Special Judge Ziaullah Khan of the Anti-Terrorism Court (ATC) in Sahiwal sentenced Ehsan Shan on Monday. The sentence also includes a 22-year prison sentence and a fine of Rs1 million (4,888 CAD).

Shan was accused of sharing blasphemous content on TikTok, which led to a violent backlash in Jaranwala. Allegations of desecration of a copy of the Holy Quran spurred mobs to vandalize dozens of Christian homes and approximately 26 churches. The complaint was lodged by Sub-Inspector Amir Farooq of Dera Rahim police, who, based on intelligence reports, apprehended Shan three days after the riots. According to Farooq, now serving as SHO at Ghala Mandi police station, Shan did not produce the blasphemous content but shared it, causing it to go viral.

The final judgment outlined multiple punishments: a death sentence and a fine of Rs500,000 under Section 295(C), 10 years of rigorous imprisonment under Section 295(A), seven years under the Prevention of Electronic Crimes Act, and five years plus a Rs500,000 fine under 7(1)(G)-ATA.

The sentencing sparked several protests across the country on Monday, July 1.

This case has drawn significant attention and sparked renewed debates over the implications of Pakistan’s blasphemy laws. In March, a Faisalabad ATC acquitted two Christian brothers framed for desecration due to personal enmity, highlighting the potential for misuse of these laws. The severity of Shan's sentencing and the ensuing violence underscore the volatile nature of blasphemy accusations in Pakistan, emphasizing the urgent need for legal reforms and protections for minority communities.
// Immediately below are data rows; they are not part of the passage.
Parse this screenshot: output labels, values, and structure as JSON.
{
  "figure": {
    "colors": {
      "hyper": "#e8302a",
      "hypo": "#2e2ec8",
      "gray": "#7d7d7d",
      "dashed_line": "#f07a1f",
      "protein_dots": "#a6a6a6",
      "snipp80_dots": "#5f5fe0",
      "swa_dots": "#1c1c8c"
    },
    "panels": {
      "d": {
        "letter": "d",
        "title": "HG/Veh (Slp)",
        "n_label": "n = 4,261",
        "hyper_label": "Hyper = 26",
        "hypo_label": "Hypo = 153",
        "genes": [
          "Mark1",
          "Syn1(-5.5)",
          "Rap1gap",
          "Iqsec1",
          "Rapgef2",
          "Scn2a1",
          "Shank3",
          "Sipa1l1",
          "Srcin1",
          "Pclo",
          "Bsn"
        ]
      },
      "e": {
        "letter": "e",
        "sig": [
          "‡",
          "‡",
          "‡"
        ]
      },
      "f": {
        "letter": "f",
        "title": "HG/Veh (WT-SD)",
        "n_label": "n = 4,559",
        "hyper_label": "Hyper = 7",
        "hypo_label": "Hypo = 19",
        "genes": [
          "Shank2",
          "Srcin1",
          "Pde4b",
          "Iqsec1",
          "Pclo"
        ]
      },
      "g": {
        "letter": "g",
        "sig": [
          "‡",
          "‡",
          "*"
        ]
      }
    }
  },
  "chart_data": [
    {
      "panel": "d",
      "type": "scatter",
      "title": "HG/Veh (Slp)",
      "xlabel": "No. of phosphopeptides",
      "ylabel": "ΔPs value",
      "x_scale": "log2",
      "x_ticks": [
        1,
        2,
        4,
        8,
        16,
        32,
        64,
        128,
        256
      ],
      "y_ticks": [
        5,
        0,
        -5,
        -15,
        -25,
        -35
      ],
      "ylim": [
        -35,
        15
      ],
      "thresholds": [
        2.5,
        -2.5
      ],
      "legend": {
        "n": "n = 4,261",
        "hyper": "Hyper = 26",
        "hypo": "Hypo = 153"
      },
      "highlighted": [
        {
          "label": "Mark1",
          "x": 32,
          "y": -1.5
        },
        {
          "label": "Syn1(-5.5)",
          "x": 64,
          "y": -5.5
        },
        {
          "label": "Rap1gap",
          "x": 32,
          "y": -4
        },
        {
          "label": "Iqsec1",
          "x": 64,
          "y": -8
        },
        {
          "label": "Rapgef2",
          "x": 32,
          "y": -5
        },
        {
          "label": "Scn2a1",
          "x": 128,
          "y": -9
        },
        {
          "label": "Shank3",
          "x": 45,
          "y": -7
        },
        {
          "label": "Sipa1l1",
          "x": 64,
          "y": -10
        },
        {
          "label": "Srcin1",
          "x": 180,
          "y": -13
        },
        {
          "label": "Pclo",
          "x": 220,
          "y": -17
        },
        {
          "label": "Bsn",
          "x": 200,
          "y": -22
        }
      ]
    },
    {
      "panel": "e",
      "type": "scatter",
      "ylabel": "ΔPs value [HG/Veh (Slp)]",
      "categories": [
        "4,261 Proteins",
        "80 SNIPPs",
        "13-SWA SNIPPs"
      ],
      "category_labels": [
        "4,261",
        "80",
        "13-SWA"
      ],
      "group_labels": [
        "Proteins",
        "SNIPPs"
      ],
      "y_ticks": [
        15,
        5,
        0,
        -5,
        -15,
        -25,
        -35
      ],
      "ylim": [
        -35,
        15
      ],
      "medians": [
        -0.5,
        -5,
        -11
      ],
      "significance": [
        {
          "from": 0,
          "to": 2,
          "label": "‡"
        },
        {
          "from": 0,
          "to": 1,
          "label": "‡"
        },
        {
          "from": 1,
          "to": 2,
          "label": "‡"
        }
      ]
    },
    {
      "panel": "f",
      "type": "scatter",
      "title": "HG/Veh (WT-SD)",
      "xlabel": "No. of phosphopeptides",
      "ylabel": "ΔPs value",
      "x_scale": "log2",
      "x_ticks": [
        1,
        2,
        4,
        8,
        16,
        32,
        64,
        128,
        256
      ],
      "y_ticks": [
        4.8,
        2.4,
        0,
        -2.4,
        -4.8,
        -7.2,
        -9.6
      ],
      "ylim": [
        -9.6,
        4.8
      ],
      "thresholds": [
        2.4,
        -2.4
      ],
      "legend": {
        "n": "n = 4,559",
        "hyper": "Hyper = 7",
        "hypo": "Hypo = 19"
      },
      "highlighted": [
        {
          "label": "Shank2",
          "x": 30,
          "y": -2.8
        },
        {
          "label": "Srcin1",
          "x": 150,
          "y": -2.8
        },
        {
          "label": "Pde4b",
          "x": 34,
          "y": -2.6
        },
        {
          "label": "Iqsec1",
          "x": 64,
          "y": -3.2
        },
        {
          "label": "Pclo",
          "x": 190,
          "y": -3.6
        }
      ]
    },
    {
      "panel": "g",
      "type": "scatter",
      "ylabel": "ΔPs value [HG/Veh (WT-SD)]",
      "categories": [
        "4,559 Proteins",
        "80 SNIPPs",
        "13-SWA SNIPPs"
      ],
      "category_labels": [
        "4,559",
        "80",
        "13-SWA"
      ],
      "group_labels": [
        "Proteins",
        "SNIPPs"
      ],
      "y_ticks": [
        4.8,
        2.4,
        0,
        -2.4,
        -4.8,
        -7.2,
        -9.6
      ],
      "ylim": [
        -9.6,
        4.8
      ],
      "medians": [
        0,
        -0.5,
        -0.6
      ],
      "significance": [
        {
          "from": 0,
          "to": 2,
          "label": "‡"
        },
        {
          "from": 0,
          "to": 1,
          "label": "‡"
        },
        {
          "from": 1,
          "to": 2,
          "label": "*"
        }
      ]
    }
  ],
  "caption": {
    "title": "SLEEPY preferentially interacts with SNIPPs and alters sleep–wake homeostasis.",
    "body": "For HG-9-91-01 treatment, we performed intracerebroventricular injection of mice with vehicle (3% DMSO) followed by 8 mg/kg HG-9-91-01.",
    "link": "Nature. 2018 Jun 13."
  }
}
Nasir Saeed, Director of CLAAS-UK, strongly condemned the recent sentencing. "This is a religiously motivated and biased judgment. The youth is being made a scapegoat to justify the release of those detained for attacking and burning churches and Christian homes," he said.

The United States Commission on International Religious Freedom (USCIRF) has also criticized Pakistan's blasphemy laws, particularly Sections 295-A, B, and C, for their broad and vague provisions that are often misused to target minority communities and settle personal scores. The USCIRF report highlights numerous cases where individuals, including Christians, Hindus, and Ahmadis, have been falsely accused and imprisoned. The report notes that mere accusations can lead to mob violence, extrajudicial killings, and mass protests, creating a climate of fear and intimidation.

"The Christian community in Pakistan is facing severe injustice, living in constant fear for their lives, property, and places of worship," Saeed said. "This verdict symbolizes the virtual death of all Christians in Pakistan today. A young Christian has been scapegoated for the violence and destruction that occurred in Jaranwala."

"The laws here are discriminatory and unjust, perpetuating a climate of fear and persecution for religious minorities. Our community is left feeling vulnerable and unprotected. True justice was not served in this case," Saeed concluded. "We call upon the government and judicial authorities to review this verdict and address the deep-rooted biases in our legal system. Only then can we hope to live in a society that values and protects all its citizens equally."

Saeed also highlighted a recent mob lynching in Sargodha, where most of the accused individuals were released on bail. This incident underscores the rising trend of mob violence in Pakistan, heightening the sense of insecurity among Christians. The misuse of blasphemy laws and the lack of judicial action not only undermine Pakistan's national fabric but also have significant international repercussions.

Recently, the Punjab Assembly, National Assembly, and Senate have all unanimously passed resolutions to stop the ongoing misuse of the blasphemy law and mob lynching, aiming to protect minorities. However, the implementation of these resolutions remains a critical issue.

This case continues to attract international attention and calls for urgent legal reforms to ensure the protection and equal treatment of all citizens in Pakistan.